Sebbene la proclamazione del “Governo di pace e unità” ( Government of Peace and Unity) sia avvenuta in modo ufficiale, accompagnata da atti costitutivi e da una struttura amministrativa, questa nuova entità non ha alcun riconoscimento giuridico o diplomatico. Le Nazioni Unite, l’Unione Africana, l’Unione europea e i principali attori internazionali continuano a riconoscere come legittimo solo il governo sudanese con sede a Port Sudan. Le autorità sudanesi hanno definito il nuovo esecutivo “una costruzione fittizia” e un tentativo di secessione.

Il percorso che ha portato alla nascita di questo esecutivo parallelo è stato avviato nei mesi scorsi: il 22 febbraio, a Nairobi, in Kenya, le Rsf e i gruppi alleati hanno firmato una “carta costituzionale transitoria”, che delinea un sistema federale basato su otto regioni e attribuisce poteri legislativi ed esecutivi al nuovo governo. Il documento – noto come Sudan Founding Charter – è stato adottato ufficialmente il 4 marzo dalla Sudan Founding Alliance e rappresenta il fondamento giuridico interno su cui si basa la nuova entità. L’iniziativa ha suscitato forti critiche a livello internazionale. Il segretario generale delle Nazioni Unite, António Guterres, aveva avvertito che la decisione avrebbe potuto aggravare il conflitto.

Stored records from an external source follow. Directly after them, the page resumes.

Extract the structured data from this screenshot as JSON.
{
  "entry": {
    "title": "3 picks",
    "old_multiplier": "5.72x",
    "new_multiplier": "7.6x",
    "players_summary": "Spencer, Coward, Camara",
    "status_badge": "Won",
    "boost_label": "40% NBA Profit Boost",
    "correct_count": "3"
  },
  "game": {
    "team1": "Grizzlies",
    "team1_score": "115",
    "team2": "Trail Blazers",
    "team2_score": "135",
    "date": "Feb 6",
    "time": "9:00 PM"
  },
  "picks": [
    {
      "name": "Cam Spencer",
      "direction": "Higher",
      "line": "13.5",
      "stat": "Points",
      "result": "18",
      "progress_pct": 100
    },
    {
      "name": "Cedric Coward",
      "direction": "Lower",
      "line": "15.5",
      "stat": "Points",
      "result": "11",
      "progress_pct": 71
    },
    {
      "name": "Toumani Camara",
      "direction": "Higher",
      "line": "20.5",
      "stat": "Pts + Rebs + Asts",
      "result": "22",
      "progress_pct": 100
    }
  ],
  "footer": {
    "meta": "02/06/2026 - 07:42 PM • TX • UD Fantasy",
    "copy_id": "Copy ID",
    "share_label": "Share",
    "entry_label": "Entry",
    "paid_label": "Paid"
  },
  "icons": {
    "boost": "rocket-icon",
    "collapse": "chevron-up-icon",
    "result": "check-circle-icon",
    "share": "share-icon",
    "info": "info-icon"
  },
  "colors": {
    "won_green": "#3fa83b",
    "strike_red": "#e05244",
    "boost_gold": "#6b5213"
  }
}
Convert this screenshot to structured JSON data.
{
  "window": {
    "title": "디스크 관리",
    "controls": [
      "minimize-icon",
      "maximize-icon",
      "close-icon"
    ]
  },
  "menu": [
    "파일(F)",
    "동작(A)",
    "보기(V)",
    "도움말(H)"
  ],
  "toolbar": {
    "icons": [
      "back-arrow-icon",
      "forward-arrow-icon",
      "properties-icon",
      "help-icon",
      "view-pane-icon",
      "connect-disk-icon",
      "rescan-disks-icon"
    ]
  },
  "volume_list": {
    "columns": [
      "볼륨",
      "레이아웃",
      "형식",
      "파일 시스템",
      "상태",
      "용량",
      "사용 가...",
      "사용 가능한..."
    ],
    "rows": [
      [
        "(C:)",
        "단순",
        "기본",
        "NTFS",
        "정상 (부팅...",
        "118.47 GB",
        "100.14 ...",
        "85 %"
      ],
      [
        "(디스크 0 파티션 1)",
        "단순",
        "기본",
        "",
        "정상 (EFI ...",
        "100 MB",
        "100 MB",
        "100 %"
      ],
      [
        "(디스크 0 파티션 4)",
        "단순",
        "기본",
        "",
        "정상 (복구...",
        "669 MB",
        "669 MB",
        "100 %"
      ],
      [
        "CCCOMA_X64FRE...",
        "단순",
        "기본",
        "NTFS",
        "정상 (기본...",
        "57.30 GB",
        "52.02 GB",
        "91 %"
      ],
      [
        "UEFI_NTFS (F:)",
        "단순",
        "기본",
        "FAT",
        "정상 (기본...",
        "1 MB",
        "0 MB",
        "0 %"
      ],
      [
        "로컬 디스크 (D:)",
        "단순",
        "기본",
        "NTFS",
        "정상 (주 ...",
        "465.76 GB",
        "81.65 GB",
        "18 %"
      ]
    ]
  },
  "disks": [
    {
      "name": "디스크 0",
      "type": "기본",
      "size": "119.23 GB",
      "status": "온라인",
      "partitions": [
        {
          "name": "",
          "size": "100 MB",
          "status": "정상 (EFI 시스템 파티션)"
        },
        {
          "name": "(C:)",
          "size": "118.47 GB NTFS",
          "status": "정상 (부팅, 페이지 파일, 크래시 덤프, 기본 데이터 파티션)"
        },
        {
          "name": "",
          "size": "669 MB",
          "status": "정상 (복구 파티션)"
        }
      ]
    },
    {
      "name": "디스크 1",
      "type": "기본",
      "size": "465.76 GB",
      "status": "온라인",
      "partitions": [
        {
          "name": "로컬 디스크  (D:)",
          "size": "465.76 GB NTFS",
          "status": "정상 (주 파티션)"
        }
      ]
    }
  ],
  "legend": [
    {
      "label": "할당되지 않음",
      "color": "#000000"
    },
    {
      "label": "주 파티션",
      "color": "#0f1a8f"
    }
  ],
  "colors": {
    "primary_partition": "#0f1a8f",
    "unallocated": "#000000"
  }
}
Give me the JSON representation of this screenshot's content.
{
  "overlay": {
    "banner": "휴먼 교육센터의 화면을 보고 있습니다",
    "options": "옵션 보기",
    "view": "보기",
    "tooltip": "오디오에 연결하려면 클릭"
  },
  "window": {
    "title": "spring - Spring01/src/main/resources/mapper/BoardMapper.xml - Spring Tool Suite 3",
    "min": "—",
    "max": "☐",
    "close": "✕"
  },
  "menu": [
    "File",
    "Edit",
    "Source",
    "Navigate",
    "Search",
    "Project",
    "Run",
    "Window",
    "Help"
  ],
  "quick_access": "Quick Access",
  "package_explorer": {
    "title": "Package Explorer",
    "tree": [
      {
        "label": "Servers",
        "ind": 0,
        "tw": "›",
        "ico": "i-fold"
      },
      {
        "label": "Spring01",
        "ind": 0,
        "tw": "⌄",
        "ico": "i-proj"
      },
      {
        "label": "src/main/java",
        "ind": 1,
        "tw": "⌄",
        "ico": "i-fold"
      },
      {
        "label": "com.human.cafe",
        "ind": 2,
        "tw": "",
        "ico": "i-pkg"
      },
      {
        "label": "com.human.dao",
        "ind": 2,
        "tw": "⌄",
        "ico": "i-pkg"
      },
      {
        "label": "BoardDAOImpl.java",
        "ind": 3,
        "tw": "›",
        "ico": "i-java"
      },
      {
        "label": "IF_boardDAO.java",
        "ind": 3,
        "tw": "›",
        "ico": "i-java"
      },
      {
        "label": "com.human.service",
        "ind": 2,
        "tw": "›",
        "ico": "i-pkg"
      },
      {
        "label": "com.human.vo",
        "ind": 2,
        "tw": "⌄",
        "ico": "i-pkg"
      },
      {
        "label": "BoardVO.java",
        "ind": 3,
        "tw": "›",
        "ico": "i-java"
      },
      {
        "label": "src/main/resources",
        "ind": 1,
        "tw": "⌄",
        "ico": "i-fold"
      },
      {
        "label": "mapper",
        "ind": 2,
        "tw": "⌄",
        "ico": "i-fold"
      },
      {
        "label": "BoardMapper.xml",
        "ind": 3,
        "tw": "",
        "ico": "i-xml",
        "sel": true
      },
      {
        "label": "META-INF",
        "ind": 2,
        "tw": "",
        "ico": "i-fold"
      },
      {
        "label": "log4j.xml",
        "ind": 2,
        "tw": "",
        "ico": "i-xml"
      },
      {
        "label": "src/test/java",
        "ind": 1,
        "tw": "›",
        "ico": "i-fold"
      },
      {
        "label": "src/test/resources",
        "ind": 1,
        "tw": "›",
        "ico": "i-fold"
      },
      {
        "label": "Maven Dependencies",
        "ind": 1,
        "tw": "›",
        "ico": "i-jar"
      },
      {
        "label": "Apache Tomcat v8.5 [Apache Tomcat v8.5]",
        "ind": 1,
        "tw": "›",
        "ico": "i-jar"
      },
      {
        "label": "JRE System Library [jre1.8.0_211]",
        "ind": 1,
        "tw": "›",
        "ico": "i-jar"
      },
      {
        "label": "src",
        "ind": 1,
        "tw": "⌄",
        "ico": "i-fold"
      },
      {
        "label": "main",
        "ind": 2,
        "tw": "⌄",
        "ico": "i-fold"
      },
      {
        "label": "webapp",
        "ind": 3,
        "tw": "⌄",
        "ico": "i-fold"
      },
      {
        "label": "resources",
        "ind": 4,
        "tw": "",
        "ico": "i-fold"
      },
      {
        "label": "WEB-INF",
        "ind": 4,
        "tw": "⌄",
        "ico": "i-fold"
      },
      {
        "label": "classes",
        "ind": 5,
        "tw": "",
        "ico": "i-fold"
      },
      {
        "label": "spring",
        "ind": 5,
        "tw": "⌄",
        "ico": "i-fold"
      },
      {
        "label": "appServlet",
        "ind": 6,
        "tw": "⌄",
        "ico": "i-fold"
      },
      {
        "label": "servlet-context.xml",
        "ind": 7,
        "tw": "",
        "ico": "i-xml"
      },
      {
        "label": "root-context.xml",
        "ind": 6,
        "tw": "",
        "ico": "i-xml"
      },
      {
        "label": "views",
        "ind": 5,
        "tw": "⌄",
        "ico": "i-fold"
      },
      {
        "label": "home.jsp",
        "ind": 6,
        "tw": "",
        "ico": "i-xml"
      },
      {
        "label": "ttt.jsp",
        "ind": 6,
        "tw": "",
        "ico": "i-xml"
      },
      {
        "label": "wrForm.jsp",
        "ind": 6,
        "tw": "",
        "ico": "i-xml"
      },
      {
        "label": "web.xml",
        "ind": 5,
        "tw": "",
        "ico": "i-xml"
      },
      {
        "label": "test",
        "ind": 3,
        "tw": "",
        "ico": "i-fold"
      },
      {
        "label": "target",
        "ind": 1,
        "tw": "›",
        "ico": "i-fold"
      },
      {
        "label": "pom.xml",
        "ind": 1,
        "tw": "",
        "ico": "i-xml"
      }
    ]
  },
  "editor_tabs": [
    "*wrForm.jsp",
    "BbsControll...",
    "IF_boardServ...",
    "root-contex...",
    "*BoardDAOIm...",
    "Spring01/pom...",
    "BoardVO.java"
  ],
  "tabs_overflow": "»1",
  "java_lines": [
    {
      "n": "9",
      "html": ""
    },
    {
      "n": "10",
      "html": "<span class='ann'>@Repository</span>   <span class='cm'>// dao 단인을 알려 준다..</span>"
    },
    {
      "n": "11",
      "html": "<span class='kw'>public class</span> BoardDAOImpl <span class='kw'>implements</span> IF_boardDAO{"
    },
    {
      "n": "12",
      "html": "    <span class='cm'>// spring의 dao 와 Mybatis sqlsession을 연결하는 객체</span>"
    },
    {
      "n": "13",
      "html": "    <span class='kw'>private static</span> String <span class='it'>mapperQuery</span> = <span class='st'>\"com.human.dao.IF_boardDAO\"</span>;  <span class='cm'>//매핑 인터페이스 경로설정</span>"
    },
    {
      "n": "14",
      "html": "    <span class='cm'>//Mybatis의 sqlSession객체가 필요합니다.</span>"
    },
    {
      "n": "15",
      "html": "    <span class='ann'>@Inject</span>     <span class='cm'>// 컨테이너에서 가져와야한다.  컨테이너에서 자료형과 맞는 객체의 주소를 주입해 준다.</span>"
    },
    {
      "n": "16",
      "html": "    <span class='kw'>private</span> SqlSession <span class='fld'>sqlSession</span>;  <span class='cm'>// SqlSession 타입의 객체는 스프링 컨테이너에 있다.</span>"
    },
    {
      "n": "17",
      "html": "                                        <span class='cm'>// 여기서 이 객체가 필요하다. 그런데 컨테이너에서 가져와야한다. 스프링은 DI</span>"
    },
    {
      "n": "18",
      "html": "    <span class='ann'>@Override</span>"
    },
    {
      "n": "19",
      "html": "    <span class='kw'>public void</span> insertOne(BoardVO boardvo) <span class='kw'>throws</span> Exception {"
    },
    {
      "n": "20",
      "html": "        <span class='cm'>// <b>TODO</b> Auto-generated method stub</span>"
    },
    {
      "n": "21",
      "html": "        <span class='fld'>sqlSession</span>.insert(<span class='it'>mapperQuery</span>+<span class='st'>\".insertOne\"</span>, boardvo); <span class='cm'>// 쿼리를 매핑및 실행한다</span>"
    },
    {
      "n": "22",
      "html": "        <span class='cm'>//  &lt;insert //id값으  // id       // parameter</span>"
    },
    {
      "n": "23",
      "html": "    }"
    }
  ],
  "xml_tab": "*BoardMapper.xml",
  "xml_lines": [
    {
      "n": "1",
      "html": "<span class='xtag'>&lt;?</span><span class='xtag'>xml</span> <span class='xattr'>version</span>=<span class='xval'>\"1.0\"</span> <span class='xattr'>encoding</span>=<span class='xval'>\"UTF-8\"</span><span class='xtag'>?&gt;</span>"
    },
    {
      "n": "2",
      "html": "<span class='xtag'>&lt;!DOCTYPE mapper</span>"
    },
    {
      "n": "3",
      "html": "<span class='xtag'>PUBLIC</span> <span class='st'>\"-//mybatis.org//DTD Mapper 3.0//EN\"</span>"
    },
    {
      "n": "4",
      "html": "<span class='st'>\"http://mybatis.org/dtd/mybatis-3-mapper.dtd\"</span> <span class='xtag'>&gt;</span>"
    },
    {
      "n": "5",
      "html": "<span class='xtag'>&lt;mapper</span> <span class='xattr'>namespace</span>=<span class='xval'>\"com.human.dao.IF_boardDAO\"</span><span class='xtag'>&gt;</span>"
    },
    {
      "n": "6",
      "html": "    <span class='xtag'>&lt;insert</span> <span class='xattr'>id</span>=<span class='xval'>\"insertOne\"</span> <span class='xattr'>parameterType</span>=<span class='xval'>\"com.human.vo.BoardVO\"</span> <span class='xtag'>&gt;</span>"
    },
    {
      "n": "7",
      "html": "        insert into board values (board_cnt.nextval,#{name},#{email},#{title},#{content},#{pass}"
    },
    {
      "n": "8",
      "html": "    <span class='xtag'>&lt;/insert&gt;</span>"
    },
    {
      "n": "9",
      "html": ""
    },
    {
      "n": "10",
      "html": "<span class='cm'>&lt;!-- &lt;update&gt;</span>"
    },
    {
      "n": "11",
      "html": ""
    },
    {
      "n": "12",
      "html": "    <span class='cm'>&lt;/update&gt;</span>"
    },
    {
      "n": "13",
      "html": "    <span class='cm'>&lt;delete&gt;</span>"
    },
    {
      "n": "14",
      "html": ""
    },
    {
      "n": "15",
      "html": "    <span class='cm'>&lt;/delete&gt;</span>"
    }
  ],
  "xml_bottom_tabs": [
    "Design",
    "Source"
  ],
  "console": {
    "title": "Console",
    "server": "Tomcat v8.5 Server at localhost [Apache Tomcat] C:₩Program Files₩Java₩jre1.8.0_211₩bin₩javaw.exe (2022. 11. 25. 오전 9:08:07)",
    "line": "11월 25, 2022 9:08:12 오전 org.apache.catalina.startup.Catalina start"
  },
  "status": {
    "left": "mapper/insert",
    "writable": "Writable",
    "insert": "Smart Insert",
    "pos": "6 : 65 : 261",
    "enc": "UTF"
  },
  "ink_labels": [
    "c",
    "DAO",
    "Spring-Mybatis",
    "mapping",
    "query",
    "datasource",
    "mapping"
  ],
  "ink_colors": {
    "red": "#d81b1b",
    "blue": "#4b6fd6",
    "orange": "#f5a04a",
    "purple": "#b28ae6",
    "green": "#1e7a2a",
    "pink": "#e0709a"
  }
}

Annunci e proclamazioni de facto che hanno portato a tensioni esterne, oltre che interne: il Kenya, che ha ospitato a Nairobi l’incontro delle Rsf di febbraio, negli ultimi mesi è finito al centro delle tensioni diplomatiche. Khartoum ha accusato Nairobi di aver sostenuto politicamente l’iniziativa delle Rsf: il portavoce del governo ha parlato apertamente di “atto ostile” e “interferenza grave nella sovranità sudanese”. Il ministero degli Esteri del Kenya ha da parte sua dichiarato che il Paese ospita una numerosa comunità di rifugiati sudanesi e che il suo ruolo è da interpretarsi esclusivamente come facilitatore del dialogo, senza “motivi nascosti” o supporti alle Rsf.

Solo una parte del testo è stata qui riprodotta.